NEW DELHI: India will send a three-member team into orbit for up to a week when it launches its first manned space mission expected in 2022, the government announced Friday.
Indian ministers approved $1.4 billion to provide technology and infrastructure for the programme, according to a government statement.
The sum would make India’s one of the cheapest manned space programmes, stepping up its space rivalry with China. But the statement said India also hopes to take part in “global” space projects.
India will become the fourth nation after Russia, the United States and China to send a manned mission into space.
Ministers approved financing to launch an Indian-developed craft into a “low earth orbit” for a duration ranging from one orbital period to a maximum of seven days, the statement said.
Prime Minister Narendra Modi announced in August that India will launch a manned space flight by 2022 with at least one astronaut. The cabinet had not approved the project however.
There will be two unmanned and one manned flights to launch the Gaganyaan (Sky-Vehicle) Programme, the statement said.
Without giving a date for the blast off, the government said the manned flight would be “within 40 months” of Friday’s meeting.

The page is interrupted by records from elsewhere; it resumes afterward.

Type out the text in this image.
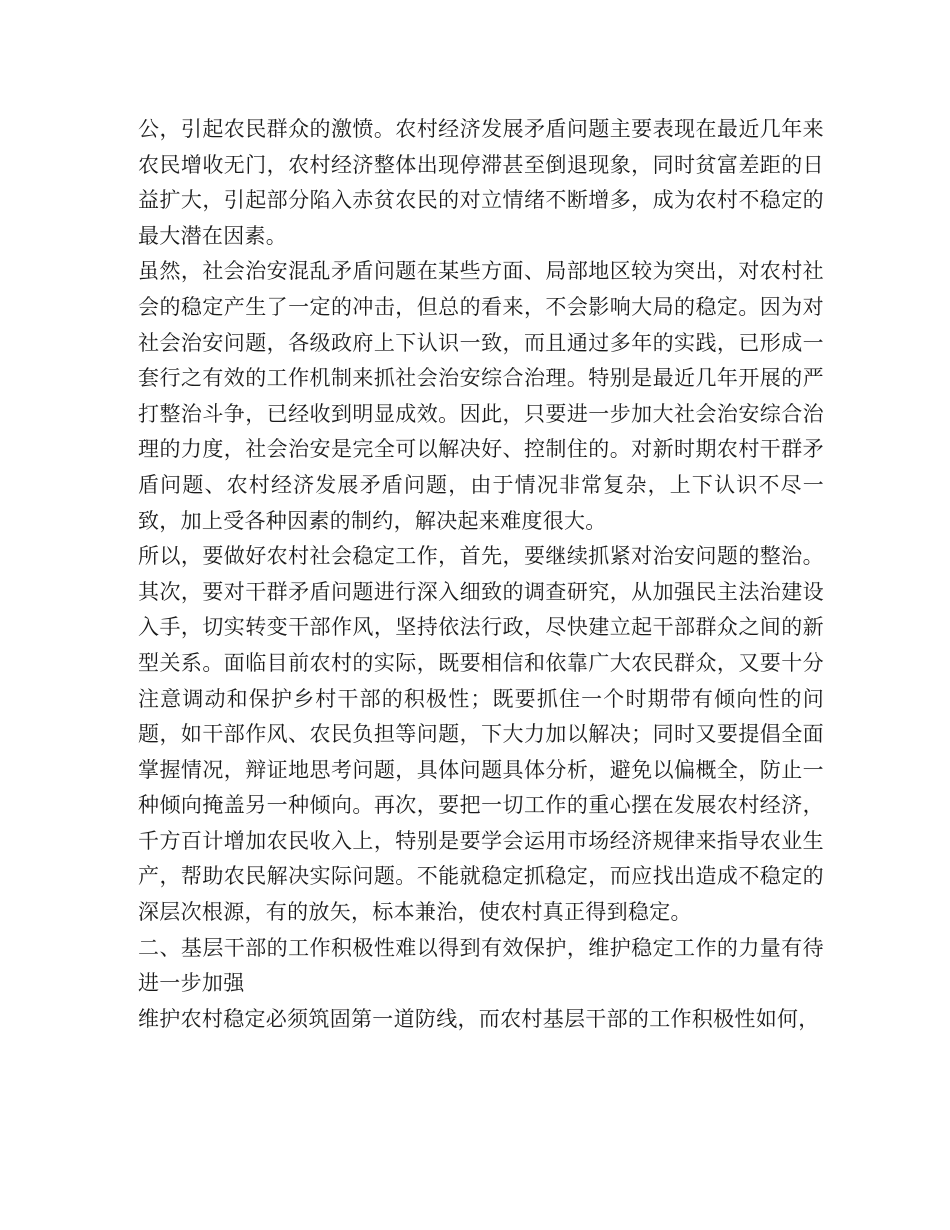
公，引起农民群众的激愤。农村经济发展矛盾问题主要表现在最近几年来农民增收无门，农村经济整体出现停滞甚至倒退现象，同时贫富差距的日益扩大，引起部分陷入赤贫农民的对立情绪不断增多，成为农村不稳定的最大潜在因素。

虽然，社会治安混乱矛盾问题在某些方面、局部地区较为突出，对农村社会的稳定产生了一定的冲击，但总的看来，不会影响大局的稳定。因为对社会治安问题，各级政府上下认识一致，而且通过多年的实践，已形成一套行之有效的工作机制来抓社会治安综合治理。特别是最近几年开展的严打整治斗争，已经收到明显成效。因此，只要进一步加大社会治安综合治理的力度，社会治安是完全可以解决好、控制住的。对新时期农村干群矛盾问题、农村经济发展矛盾问题，由于情况非常复杂，上下认识不尽一致，加上受各种因素的制约，解决起来难度很大。

所以，要做好农村社会稳定工作，首先，要继续抓紧对治安问题的整治。其次，要对干群矛盾问题进行深入细致的调查研究，从加强民主法治建设入手，切实转变干部作风，坚持依法行政，尽快建立起干部群众之间的新型关系。面临目前农村的实际，既要相信和依靠广大农民群众，又要十分注意调动和保护乡村干部的积极性；既要抓住一个时期带有倾向性的问题，如干部作风、农民负担等问题，下大力加以解决；同时又要提倡全面掌握情况，辩证地思考问题，具体问题具体分析，避免以偏概全，防止一种倾向掩盖另一种倾向。再次，要把一切工作的重心摆在发展农村经济，千方百计增加农民收入上，特别是要学会运用市场经济规律来指导农业生产，帮助农民解决实际问题。不能就稳定抓稳定，而应找出造成不稳定的深层次根源，有的放矢，标本兼治，使农村真正得到稳定。

二、基层干部的工作积极性难以得到有效保护，维护稳定工作的力量有待进一步加强

维护农村稳定必须筑固第一道防线，而农村基层干部的工作积极性如何，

Modi has hailed the national space programme as a prestige project.
The government has stated that space flights will boost the economy, generate jobs and enhance capabilities in areas such as medicine, agriculture and fighting pollution.
A successful manned mission would allow India to become a “collaborating partner in future global space exploration initiatives with long term national benefits,” said the statement.

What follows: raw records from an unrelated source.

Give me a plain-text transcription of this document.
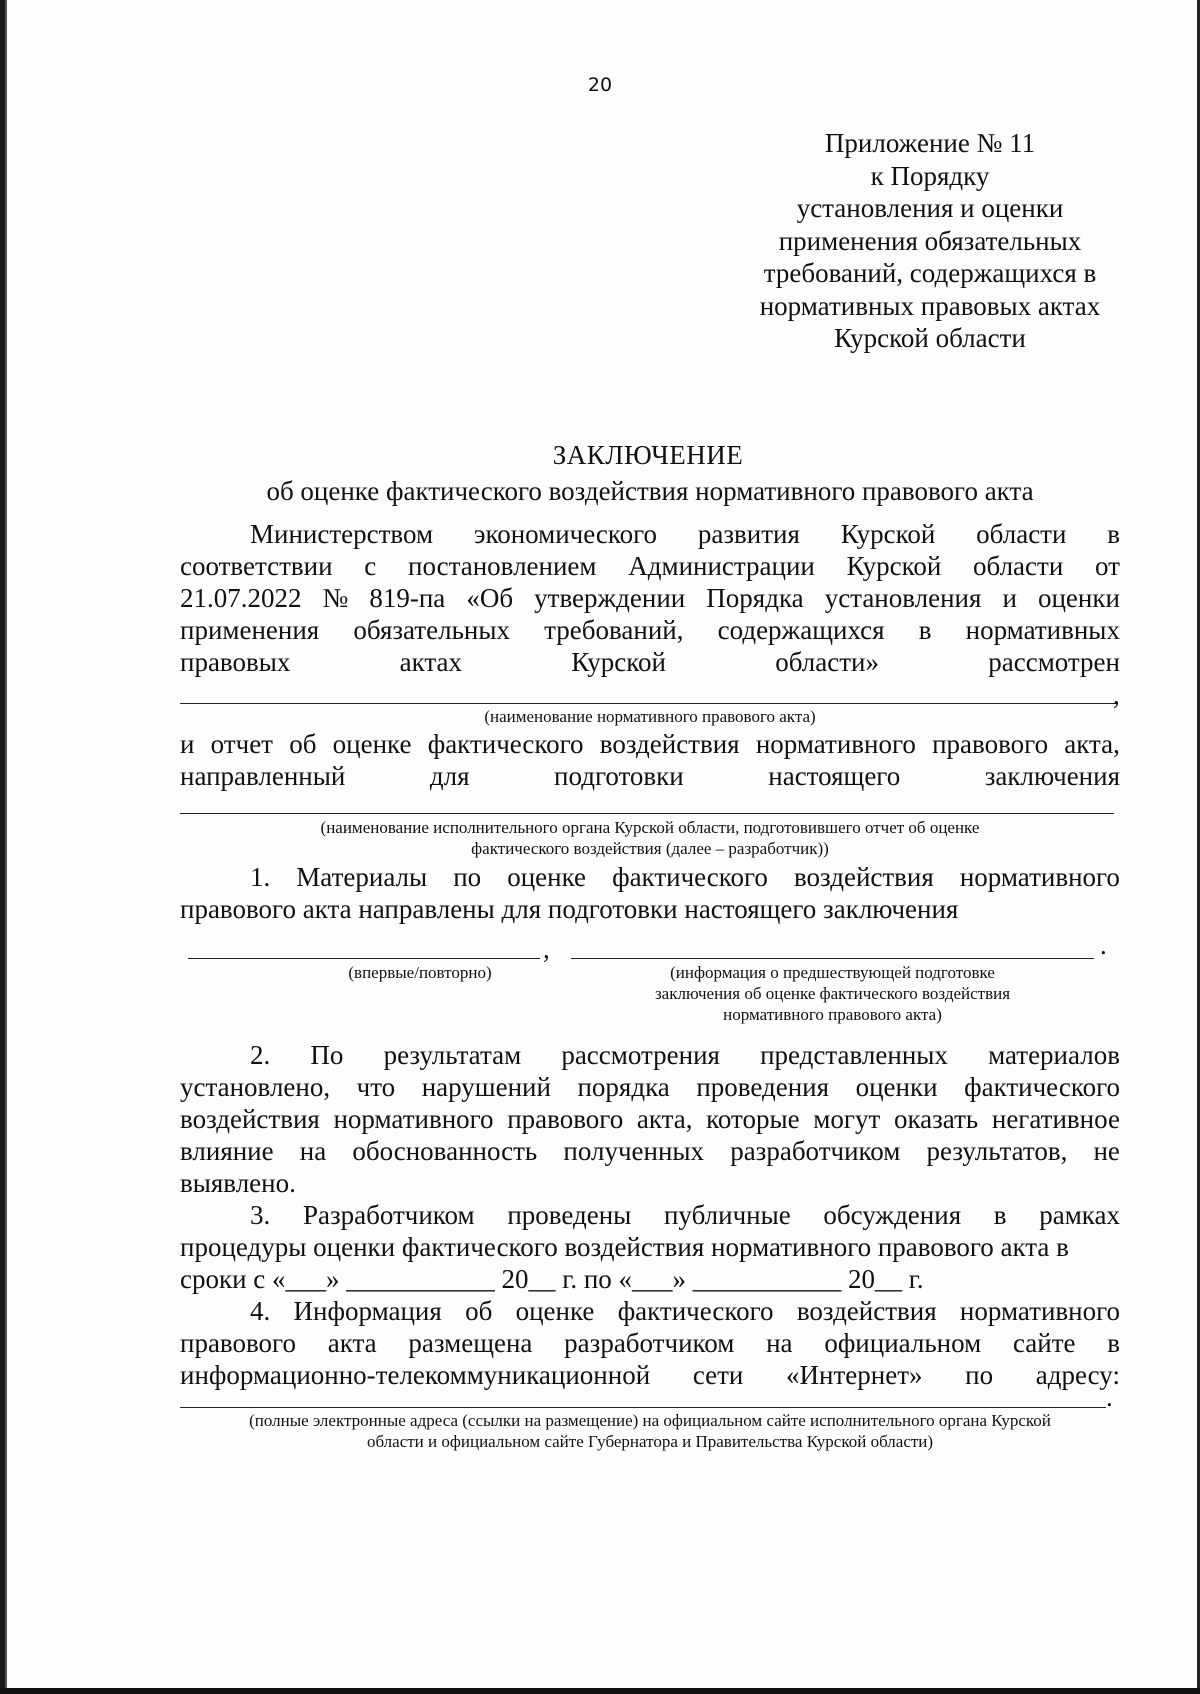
20
Приложение № 11
к Порядку
установления и оценки
применения обязательных
требований, содержащихся в
нормативных правовых актах
Курской области
ЗАКЛЮЧЕНИЕ
об оценке фактического воздействия нормативного правового акта
Министерством экономического развития Курской области в
соответствии с постановлением Администрации Курской области от
21.07.2022 № 819-па «Об утверждении Порядка установления и оценки
применения обязательных требований, содержащихся в нормативных
правовых	актах	Курской	области»	рассмотрен
,
(наименование нормативного правового акта)
и отчет об оценке фактического воздействия нормативного правового акта,
направленный	для	подготовки	настоящего	заключения
(наименование исполнительного органа Курской области, подготовившего отчет об оценке
фактического воздействия (далее – разработчик))
1. Материалы по оценке фактического воздействия нормативного
правового акта направлены для подготовки настоящего заключения
,	.
(впервые/повторно)	(информация о предшествующей подготовке
заключения об оценке фактического воздействия
нормативного правового акта)
2. По результатам рассмотрения представленных материалов
установлено, что нарушений порядка проведения оценки фактического
воздействия нормативного правового акта, которые могут оказать негативное
влияние на обоснованность полученных разработчиком результатов, не
выявлено.
3. Разработчиком проведены публичные обсуждения в рамках
процедуры оценки фактического воздействия нормативного правового акта в
сроки с «___» ___________ 20__ г. по «___» ___________ 20__ г.
4. Информация об оценке фактического воздействия нормативного
правового акта размещена разработчиком на официальном сайте в
информационно-телекоммуникационной сети «Интернет» по адресу:
.
(полные электронные адреса (ссылки на размещение) на официальном сайте исполнительного органа Курской
области и официальном сайте Губернатора и Правительства Курской области)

The country has invested heavily in its space programme in the past decade.
The Indian Space Research Organisation announced in July that it planned to send an unmanned mission to the moon in 2019.
India launched an orbiter to Mars in 2013 which is still operational and last year launched a record 104 satellites in one blast-off.
New Delhi is competing with other international players for a greater share of the satellite market, and hopes its low-cost space programme will give it an edge.
China put its first humans into space in 2003 but its Shenzhou programme cost more than $2.3 billion.
Experts say the United States spent the equivalent of about $110 billion at current values on preparatory flights and the mission to put the first man on the moon in 1969.